The country's leading cashmere wool-fibre farmer wants to breathe new life into what he describes as a stagnant industry with huge potential.
David Shaw, who farms in Central Otago with his wife Robyn, said the cashmere industry in New Zealand was still cottage-style producing hundreds of kilogrammes of wool.
That was a far cry from the need to produce somewhere between five and 10 tonnes to be able to satisfy the local market and start competing internationally.
The international market price for mid-range cashmere fibre is about US$100 a kilogramme.
Mr Shaw nearly left the industry three years ago, but decided to stay, even though others left, because he knew the industry in New Zealand could be revitalised.

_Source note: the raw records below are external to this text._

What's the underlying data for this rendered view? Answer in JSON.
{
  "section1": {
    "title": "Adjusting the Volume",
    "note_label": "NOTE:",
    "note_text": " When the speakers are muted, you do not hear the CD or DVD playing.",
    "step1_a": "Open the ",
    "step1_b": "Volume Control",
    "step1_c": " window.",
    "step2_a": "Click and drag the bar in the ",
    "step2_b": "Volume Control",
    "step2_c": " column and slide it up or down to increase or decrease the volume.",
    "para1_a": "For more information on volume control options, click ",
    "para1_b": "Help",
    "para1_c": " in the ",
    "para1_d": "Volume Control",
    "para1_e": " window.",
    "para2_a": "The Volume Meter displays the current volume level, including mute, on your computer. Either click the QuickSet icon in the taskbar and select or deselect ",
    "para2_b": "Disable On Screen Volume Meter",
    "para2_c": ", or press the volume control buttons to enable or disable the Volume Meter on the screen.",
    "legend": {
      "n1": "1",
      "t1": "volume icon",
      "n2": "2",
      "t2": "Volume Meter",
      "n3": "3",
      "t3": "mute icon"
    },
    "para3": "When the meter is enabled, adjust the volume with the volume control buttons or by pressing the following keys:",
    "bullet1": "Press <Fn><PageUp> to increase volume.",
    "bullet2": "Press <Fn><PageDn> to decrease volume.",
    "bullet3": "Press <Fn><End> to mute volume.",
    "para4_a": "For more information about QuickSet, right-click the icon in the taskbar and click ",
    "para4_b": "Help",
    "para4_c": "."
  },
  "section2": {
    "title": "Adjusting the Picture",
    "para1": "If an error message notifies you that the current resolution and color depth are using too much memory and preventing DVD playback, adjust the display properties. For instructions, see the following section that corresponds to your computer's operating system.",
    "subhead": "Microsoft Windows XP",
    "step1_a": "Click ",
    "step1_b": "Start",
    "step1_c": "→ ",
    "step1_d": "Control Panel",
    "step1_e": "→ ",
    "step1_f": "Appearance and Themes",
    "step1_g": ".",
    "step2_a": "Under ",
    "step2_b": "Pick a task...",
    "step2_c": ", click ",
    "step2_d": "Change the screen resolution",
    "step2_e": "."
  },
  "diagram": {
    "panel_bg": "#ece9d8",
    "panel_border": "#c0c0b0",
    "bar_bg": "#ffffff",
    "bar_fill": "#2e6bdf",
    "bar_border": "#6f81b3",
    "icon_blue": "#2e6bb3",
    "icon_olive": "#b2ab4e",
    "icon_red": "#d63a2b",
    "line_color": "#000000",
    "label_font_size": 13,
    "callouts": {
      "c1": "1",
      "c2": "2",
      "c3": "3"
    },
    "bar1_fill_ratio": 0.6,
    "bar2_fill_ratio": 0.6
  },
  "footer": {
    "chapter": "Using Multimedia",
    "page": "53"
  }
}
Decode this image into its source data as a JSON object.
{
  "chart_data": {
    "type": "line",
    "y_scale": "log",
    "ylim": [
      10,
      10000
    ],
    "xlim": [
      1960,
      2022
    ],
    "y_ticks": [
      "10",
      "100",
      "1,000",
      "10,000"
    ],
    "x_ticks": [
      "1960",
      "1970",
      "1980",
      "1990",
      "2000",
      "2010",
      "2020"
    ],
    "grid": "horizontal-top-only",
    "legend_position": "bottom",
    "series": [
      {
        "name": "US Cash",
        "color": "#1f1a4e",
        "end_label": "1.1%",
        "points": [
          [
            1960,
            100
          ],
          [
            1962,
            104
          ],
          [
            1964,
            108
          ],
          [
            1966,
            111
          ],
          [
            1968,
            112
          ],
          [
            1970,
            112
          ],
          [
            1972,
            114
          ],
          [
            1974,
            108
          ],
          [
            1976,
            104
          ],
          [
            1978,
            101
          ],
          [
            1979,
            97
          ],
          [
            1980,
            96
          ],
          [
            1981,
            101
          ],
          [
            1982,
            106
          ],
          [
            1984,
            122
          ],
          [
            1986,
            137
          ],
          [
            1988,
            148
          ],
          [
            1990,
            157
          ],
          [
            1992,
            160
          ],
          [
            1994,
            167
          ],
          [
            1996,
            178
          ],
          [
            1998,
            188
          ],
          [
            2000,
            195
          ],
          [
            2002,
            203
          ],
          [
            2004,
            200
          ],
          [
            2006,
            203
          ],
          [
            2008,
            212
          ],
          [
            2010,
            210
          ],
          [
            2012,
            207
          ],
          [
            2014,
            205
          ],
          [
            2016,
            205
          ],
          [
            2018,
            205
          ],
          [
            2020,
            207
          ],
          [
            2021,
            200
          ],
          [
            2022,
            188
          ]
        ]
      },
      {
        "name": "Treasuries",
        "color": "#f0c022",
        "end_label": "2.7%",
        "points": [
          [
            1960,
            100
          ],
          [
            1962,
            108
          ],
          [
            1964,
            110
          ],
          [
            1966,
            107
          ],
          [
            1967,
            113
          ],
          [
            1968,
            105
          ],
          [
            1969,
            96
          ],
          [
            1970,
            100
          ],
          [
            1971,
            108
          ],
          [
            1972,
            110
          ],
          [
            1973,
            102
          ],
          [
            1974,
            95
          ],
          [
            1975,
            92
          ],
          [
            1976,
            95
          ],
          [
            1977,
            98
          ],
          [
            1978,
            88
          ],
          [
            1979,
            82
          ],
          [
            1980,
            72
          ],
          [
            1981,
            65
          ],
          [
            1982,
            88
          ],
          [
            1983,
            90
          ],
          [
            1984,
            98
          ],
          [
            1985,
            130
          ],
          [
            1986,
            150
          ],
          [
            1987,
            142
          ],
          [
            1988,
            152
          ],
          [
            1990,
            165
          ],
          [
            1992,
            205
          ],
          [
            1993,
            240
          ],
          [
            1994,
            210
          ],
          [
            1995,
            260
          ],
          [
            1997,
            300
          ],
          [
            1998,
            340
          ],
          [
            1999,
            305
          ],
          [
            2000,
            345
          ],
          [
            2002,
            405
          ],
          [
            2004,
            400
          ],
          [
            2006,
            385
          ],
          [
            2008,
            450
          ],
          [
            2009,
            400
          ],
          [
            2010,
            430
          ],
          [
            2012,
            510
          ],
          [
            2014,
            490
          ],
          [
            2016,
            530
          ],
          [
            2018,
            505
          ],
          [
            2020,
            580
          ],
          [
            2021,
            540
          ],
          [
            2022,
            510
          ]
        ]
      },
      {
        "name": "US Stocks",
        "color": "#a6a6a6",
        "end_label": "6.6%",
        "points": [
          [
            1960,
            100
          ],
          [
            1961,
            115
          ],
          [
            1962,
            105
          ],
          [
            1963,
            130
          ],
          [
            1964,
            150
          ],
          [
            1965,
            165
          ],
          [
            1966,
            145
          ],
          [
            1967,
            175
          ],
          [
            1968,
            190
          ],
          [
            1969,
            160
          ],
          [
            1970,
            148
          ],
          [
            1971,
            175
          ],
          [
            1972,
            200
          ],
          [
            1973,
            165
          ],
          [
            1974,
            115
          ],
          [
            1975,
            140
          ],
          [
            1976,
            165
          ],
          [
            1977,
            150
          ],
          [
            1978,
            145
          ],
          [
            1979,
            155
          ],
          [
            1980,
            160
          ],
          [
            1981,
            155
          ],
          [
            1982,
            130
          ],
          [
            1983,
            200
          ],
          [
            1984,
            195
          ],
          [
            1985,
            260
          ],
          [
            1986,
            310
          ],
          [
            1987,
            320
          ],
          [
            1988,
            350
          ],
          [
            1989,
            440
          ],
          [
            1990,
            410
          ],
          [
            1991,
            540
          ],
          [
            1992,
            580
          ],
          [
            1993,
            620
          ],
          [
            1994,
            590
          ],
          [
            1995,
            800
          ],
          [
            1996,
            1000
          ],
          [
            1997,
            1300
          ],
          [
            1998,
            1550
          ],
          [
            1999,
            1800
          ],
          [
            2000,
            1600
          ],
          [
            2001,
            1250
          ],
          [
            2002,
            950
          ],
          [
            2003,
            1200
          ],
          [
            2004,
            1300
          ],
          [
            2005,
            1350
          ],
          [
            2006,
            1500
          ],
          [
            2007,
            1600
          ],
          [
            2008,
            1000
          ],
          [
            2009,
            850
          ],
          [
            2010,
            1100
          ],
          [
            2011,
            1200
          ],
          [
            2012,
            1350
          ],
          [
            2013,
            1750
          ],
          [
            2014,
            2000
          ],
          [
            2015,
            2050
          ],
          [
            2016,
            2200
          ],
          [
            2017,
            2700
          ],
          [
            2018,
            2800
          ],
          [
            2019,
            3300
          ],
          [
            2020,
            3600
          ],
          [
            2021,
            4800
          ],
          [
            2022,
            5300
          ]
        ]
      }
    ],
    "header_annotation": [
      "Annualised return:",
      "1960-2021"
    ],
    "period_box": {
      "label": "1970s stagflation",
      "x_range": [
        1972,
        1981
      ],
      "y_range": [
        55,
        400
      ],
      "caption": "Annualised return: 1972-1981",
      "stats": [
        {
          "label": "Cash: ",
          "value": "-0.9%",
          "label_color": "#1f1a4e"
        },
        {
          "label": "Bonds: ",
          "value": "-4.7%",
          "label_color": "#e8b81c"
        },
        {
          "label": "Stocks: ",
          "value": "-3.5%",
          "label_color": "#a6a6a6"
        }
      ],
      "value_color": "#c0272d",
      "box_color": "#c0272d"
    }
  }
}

"We have committed a lot of energy and time and a lot of tenacity to hang in there and we have got to the stage now that we want to share that with other farmers."
His company New Zealand Cashmere is producing fibre as fine as 12-microns, which is considered of equal quality to the best in the world.
Cashmere wool-fibre is used in high-end upmarket garments.
Mr Shaw said the problem for the New Zealand industry is to be able to get enough volume.
He is looking for other producers.
"It's a five to 10-year plan but there is a huge opportunity out there."
Mr Shaw said goats were not for everyone.
"They have unique personalities and that's why we enjoy them."
The two leading producers of cashmere, China and Mongolia, are facing challenges brought about by overstocking, climate change and a drop in quality.
He said they were excited about what they saw as the renaissance of a dormant New Zealand cashmere industry.